I dont understand why the comment is the negative of the description. It seems counter-intuitive to me. Conversely if I want this comment to appear when testing some code blocks, why do I need to use assert_no_call instead of assert_call ? I tried to read the code of these macros but I'm unable to clarify what happens with regard to the comment.

jiegillet commented 3 years ago

I know how you feels, sometimes when I think too much about this I get lost too.

When you say assert_call "A calls B", the wanted behavior is A calling B, so it will only trigger a comment when A doesn't call B. assert_no_call is basically not assert_call. When you say assert_no_call "A doesn't call B", you don't want A calling B, so it will only trigger a comment when A does call B.

Basically for both cases, the comment is the opposite of the test description because it is only triggered when the test description isn't true.

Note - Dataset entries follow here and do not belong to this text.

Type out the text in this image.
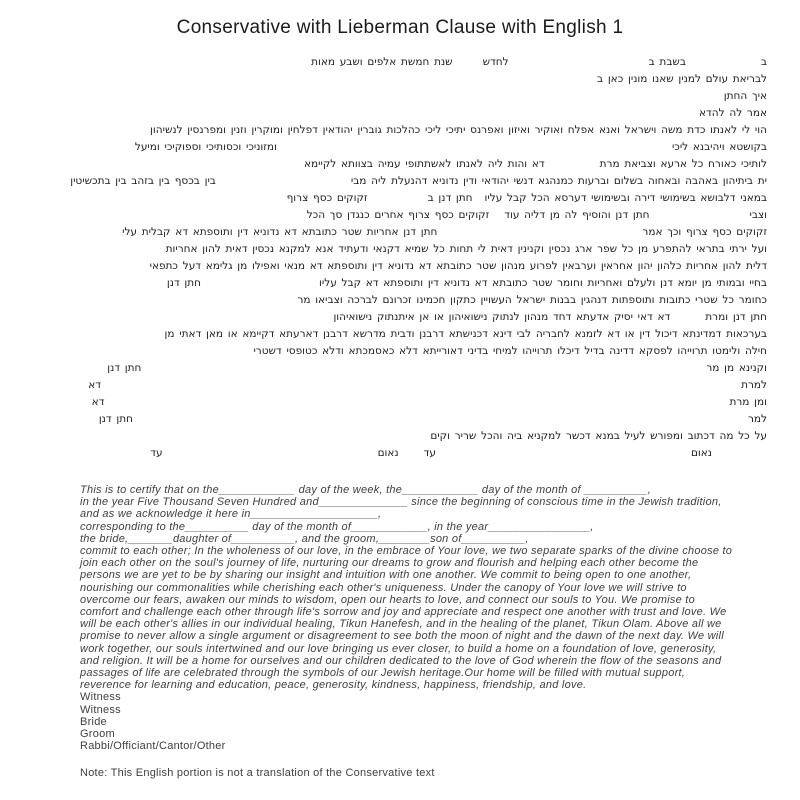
Conservative with Lieberman Clause with English 1
בבשבת בלחדששנת חמשת אלפים ושבע מאות
לבריאת עולם למנין שאנו מונין כאן ב
איך החתן
אמר לה להדא
הוי לי לאנתו כדת משה וישראל ואנא אפלח ואוקיר ואיזון ואפרנס יתיכי ליכי כהלכות גוברין יהודאין דפלחין ומוקרין וזנין ומפרנסין לנשיהון
בקושטא ויהיבנא ליכיומזוניכי וכסותיכי וספוקיכי ומיעל
לותיכי כאורח כל ארעא וצביאת מרתדא והות ליה לאנתו לאשתתופי עמיה בצוותא לקיימא
ית ביתיהון באהבה ובאחוה בשלום וברעות כמנהגא דנשי יהודאי ודין נדוניא דהנעלת ליה מביבין בכסף בין בזהב בין בתכשיטין
במאני דלבושא בשימושי דירה ובשימושי דערסא הכל קבל עליוחתן דנן בזקוקים כסף צרוף
וצביחתן דנן והוסיף לה מן דליה עודזקוקים כסף צרוף אחרים כנגדן סך הכל
זקוקים כסף צרוף וכך אמרחתן דנן אחריות שטר כתובתא דא נדוניא דין ותוספתא דא קבלית עלי
ועל ירתי בתראי להתפרע מן כל שפר ארג נכסין וקנינין דאית לי תחות כל שמיא דקנאי ודעתיד אנא למקנא נכסין דאית להון אחריות
דלית להון אחריות כלהון יהון אחראין וערבאין לפרוע מנהון שטר כתובתא דא נדוניא דין ותוספתא דא מנאי ואפילו מן גלימא דעל כתפאי
בחיי ובמותי מן יומא דנן ולעלם ואחריות וחומר שטר כתובתא דא נדוניא דין ותוספתא דא קבל עליוחתן דנן
כחומר כל שטרי כתובות ותוספתות דנהגין בבנות ישראל העשויין כתקון חכמינו זכרונם לברכה וצביאו מר
חתן דנן ומרתדא דאי יסיק אדעתא דחד מנהון לנתוק נישואיהון או אן איתנתוק נישואיהון
בערכאות דמדינתא דיכול דין או דא לזמנא לחבריה לבי דינא דכנישתא דרבנן ודבית מדרשא דרבנן דארעתא דקיימא או מאן דאתי מן
חילה ולימטו תרוייהו לפסקא דדינה בדיל דיכלו תרוייהו למיחי בדיני דאורייתא דלא כאסמכתא ודלא כטופסי דשטרי
וקנינא מן מרחתן דנן
למרתדא
ומן מרתדא
למרחתן דנן
על כל מה דכתוב ומפורש לעיל במנא דכשר למקניא ביה והכל שריר וקים
נאוםעדנאוםעד
This is to certify that on the____________ day of the week, the____________ day of the month of __________,
in the year Five Thousand Seven Hundred and______________ since the beginning of conscious time in the Jewish tradition,
and as we acknowledge it here in____________________,
corresponding to the__________ day of the month of____________, in the year________________,
the bride,_______daughter of__________, and the groom,________son of__________,

commit to each other; In the wholeness of our love, in the embrace of Your love, we two separate sparks of the divine choose to join each other on the soul's journey of life, nurturing our dreams to grow and flourish and helping each other become the persons we are yet to be by sharing our insight and intuition with one another. We commit to being open to one another, nourishing our commonalities while cherishing each other's uniqueness. Under the canopy of Your love we will strive to overcome our fears, awaken our minds to wisdom, open our hearts to love, and connect our souls to You. We promise to comfort and challenge each other through life's sorrow and joy and appreciate and respect one another with trust and love. We will be each other's allies in our individual healing, Tikun Hanefesh, and in the healing of the planet, Tikun Olam. Above all we promise to never allow a single argument or disagreement to see both the moon of night and the dawn of the next day. We will work together, our souls intertwined and our love bringing us ever closer, to build a home on a foundation of love, generosity, and religion. It will be a home for ourselves and our children dedicated to the love of God wherein the flow of the seasons and passages of life are celebrated through the symbols of our Jewish heritage.Our home will be filled with mutual support, reverence for learning and education, peace, generosity, kindness, happiness, friendship, and love.

Witness
Witness
Bride
Groom
Rabbi/Officiant/Cantor/Other
Note: This English portion is not a translation of the Conservative text
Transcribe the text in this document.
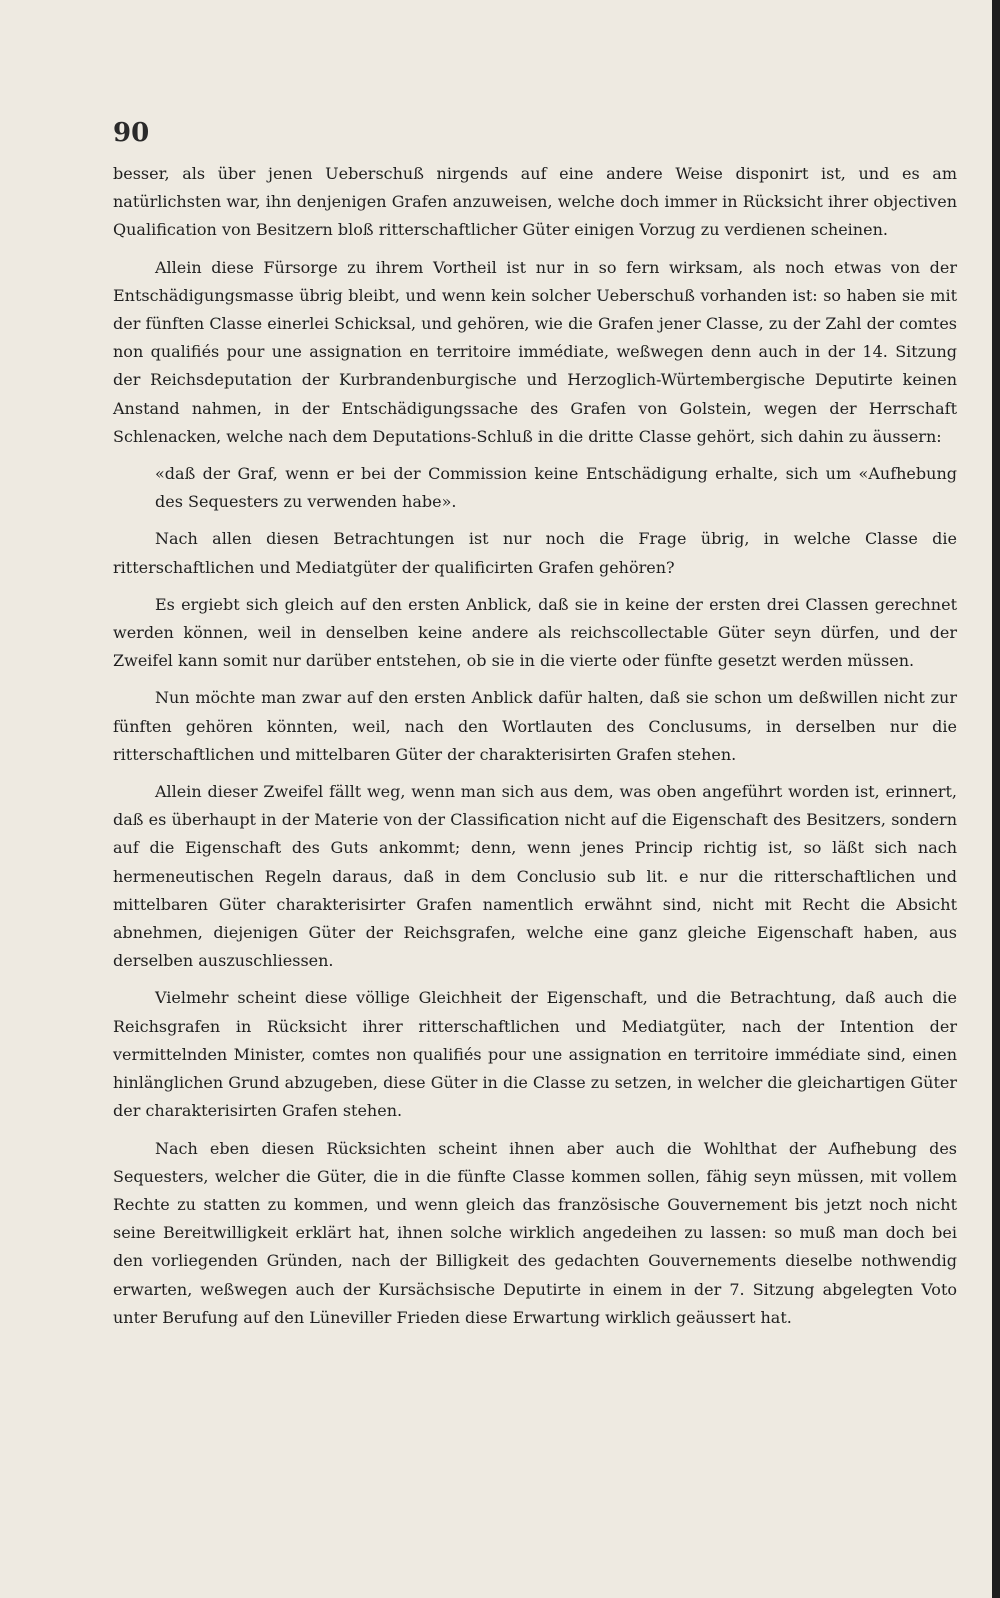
90

besser, als über jenen Ueberschuß nirgends auf eine andere Weise disponirt ist, und es am natürlichsten war, ihn denjenigen Grafen anzuweisen, welche doch immer in Rücksicht ihrer objectiven Qualification von Besitzern bloß ritterschaftlicher Güter einigen Vorzug zu verdienen scheinen.

Allein diese Fürsorge zu ihrem Vortheil ist nur in so fern wirksam, als noch etwas von der Entschädigungsmasse übrig bleibt, und wenn kein solcher Ueberschuß vorhanden ist: so haben sie mit der fünften Classe einerlei Schicksal, und gehören, wie die Grafen jener Classe, zu der Zahl der comtes non qualifiés pour une assignation en territoire immédiate, weßwegen denn auch in der 14. Sitzung der Reichsdeputation der Kurbrandenburgische und Herzoglich-Würtembergische Deputirte keinen Anstand nahmen, in der Entschädigungssache des Grafen von Golstein, wegen der Herrschaft Schlenacken, welche nach dem Deputations-Schluß in die dritte Classe gehört, sich dahin zu äussern:

«daß der Graf, wenn er bei der Commission keine Entschädigung erhalte, sich um «Aufhebung des Sequesters zu verwenden habe».

Nach allen diesen Betrachtungen ist nur noch die Frage übrig, in welche Classe die ritterschaftlichen und Mediatgüter der qualificirten Grafen gehören?

Es ergiebt sich gleich auf den ersten Anblick, daß sie in keine der ersten drei Classen gerechnet werden können, weil in denselben keine andere als reichscollectable Güter seyn dürfen, und der Zweifel kann somit nur darüber entstehen, ob sie in die vierte oder fünfte gesetzt werden müssen.

Nun möchte man zwar auf den ersten Anblick dafür halten, daß sie schon um deßwillen nicht zur fünften gehören könnten, weil, nach den Wortlauten des Conclusums, in derselben nur die ritterschaftlichen und mittelbaren Güter der charakterisirten Grafen stehen.

Allein dieser Zweifel fällt weg, wenn man sich aus dem, was oben angeführt worden ist, erinnert, daß es überhaupt in der Materie von der Classification nicht auf die Eigenschaft des Besitzers, sondern auf die Eigenschaft des Guts ankommt; denn, wenn jenes Princip richtig ist, so läßt sich nach hermeneutischen Regeln daraus, daß in dem Conclusio sub lit. e nur die ritterschaftlichen und mittelbaren Güter charakterisirter Grafen namentlich erwähnt sind, nicht mit Recht die Absicht abnehmen, diejenigen Güter der Reichsgrafen, welche eine ganz gleiche Eigenschaft haben, aus derselben auszuschliessen.

Vielmehr scheint diese völlige Gleichheit der Eigenschaft, und die Betrachtung, daß auch die Reichsgrafen in Rücksicht ihrer ritterschaftlichen und Mediatgüter, nach der Intention der vermittelnden Minister, comtes non qualifiés pour une assignation en territoire immédiate sind, einen hinlänglichen Grund abzugeben, diese Güter in die Classe zu setzen, in welcher die gleichartigen Güter der charakterisirten Grafen stehen.

Nach eben diesen Rücksichten scheint ihnen aber auch die Wohlthat der Aufhebung des Sequesters, welcher die Güter, die in die fünfte Classe kommen sollen, fähig seyn müssen, mit vollem Rechte zu statten zu kommen, und wenn gleich das französische Gouvernement bis jetzt noch nicht seine Bereitwilligkeit erklärt hat, ihnen solche wirklich angedeihen zu lassen: so muß man doch bei den vorliegenden Gründen, nach der Billigkeit des gedachten Gouvernements dieselbe nothwendig erwarten, weßwegen auch der Kursächsische Deputirte in einem in der 7. Sitzung abgelegten Voto unter Berufung auf den Lüneviller Frieden diese Erwartung wirklich geäussert hat.
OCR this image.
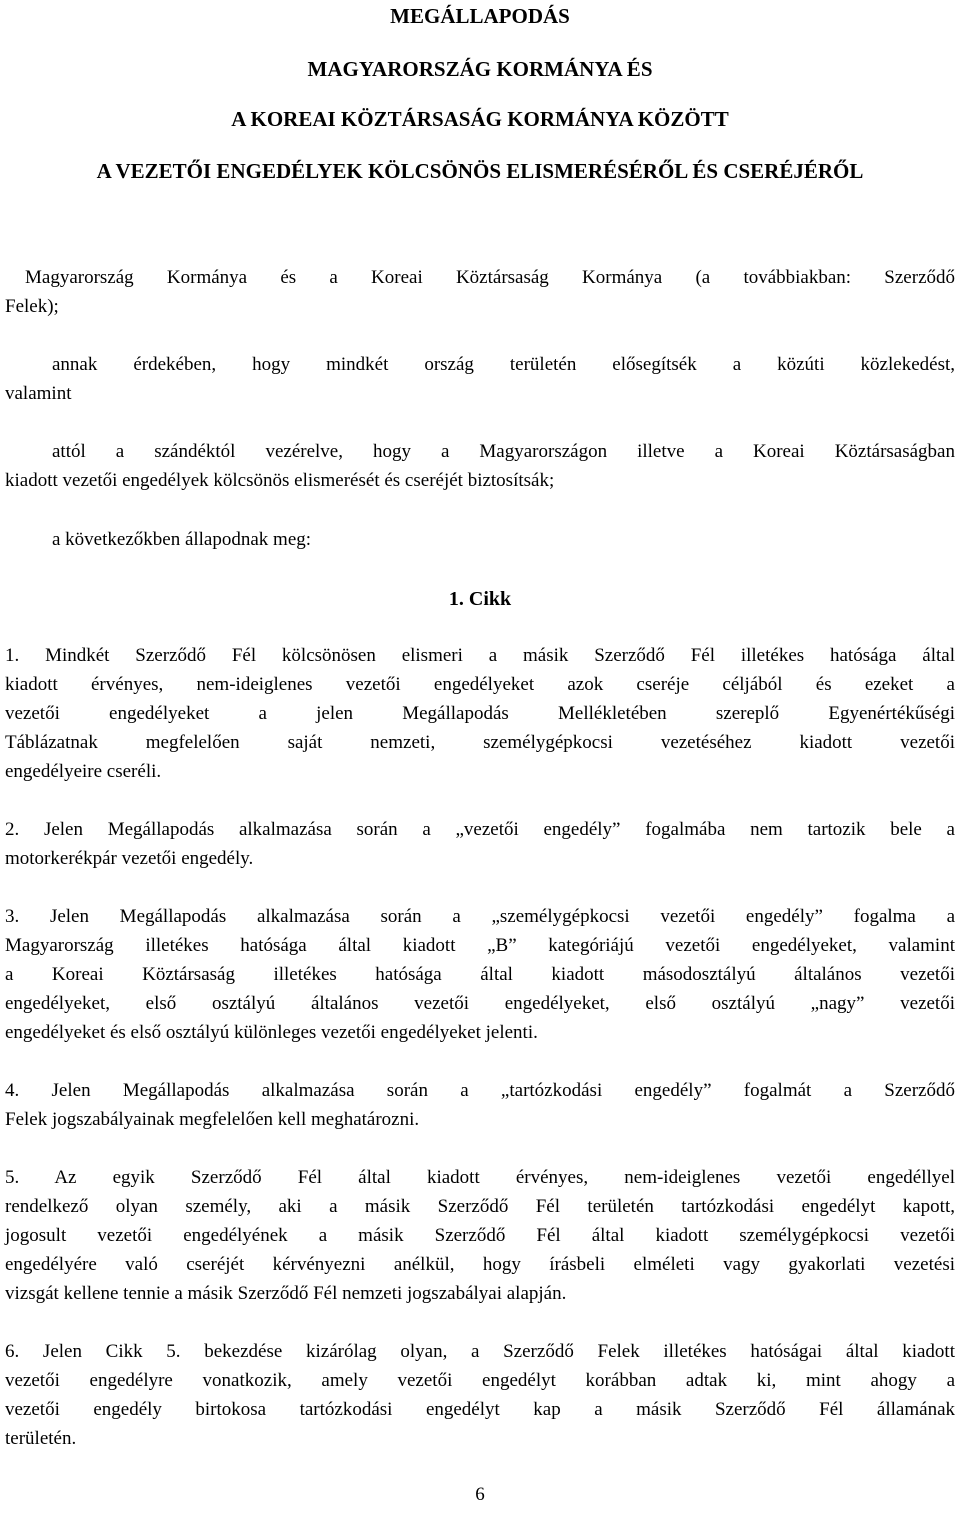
MEGÁLLAPODÁS
MAGYARORSZÁG KORMÁNYA ÉS
A KOREAI KÖZTÁRSASÁG KORMÁNYA KÖZÖTT
A VEZETŐI ENGEDÉLYEK KÖLCSÖNÖS ELISMERÉSÉRŐL ÉS CSERÉJÉRŐL
Magyarország Kormánya és a Koreai Köztársaság Kormánya (a továbbiakban: Szerződő
Felek);
annak érdekében, hogy mindkét ország területén elősegítsék a közúti közlekedést,
valamint
attól a szándéktól vezérelve, hogy a Magyarországon illetve a Koreai Köztársaságban
kiadott vezetői engedélyek kölcsönös elismerését és cseréjét biztosítsák;
a következőkben állapodnak meg:
1. Cikk
1. Mindkét Szerződő Fél kölcsönösen elismeri a másik Szerződő Fél illetékes hatósága által
kiadott érvényes, nem-ideiglenes vezetői engedélyeket azok cseréje céljából és ezeket a
vezetői engedélyeket a jelen Megállapodás Mellékletében szereplő Egyenértékűségi
Táblázatnak megfelelően saját nemzeti, személygépkocsi vezetéséhez kiadott vezetői
engedélyeire cseréli.
2. Jelen Megállapodás alkalmazása során a „vezetői engedély” fogalmába nem tartozik bele a
motorkerékpár vezetői engedély.
3. Jelen Megállapodás alkalmazása során a „személygépkocsi vezetői engedély” fogalma a
Magyarország illetékes hatósága által kiadott „B” kategóriájú vezetői engedélyeket, valamint
a Koreai Köztársaság illetékes hatósága által kiadott másodosztályú általános vezetői
engedélyeket, első osztályú általános vezetői engedélyeket, első osztályú „nagy” vezetői
engedélyeket és első osztályú különleges vezetői engedélyeket jelenti.
4. Jelen Megállapodás alkalmazása során a „tartózkodási engedély” fogalmát a Szerződő
Felek jogszabályainak megfelelően kell meghatározni.
5. Az egyik Szerződő Fél által kiadott érvényes, nem-ideiglenes vezetői engedéllyel
rendelkező olyan személy, aki a másik Szerződő Fél területén tartózkodási engedélyt kapott,
jogosult vezetői engedélyének a másik Szerződő Fél által kiadott személygépkocsi vezetői
engedélyére való cseréjét kérvényezni anélkül, hogy írásbeli elméleti vagy gyakorlati vezetési
vizsgát kellene tennie a másik Szerződő Fél nemzeti jogszabályai alapján.
6. Jelen Cikk 5. bekezdése kizárólag olyan, a Szerződő Felek illetékes hatóságai által kiadott
vezetői engedélyre vonatkozik, amely vezetői engedélyt korábban adtak ki, mint ahogy a
vezetői engedély birtokosa tartózkodási engedélyt kap a másik Szerződő Fél államának
területén.
6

jlirochon commented 3 years ago

@jiegillet Thank you for your explanation !

I think what confuses me the most with this implementation is that if I just want to check that "A calls B", the required block is assert_no_call "A doesn't call B" with a comment saying "A calls B". A block with assert_call "A calls B" is useless in this case. Because test_exercise_analysis expects comments to be triggered, we have to assert the opposite of what we want. Feels weird to me, maybe it would be more clear if we were comparing descriptions instead of comments.

Anyway I can process and add the tests 👍

jiegillet commented 3 years ago

Yes, it is true that both of your tests are testing the exact same thing. However it doesn't hurt to do it in that way because you can see the comments of the failing checks. Like I said, I feel the same way you do sometimes, but in some contexts it's very natural so... 🤷

jlirochon commented 3 years ago

Hi !

Thank you again for your patience and support 🙂 Please tell me if something should be further improved.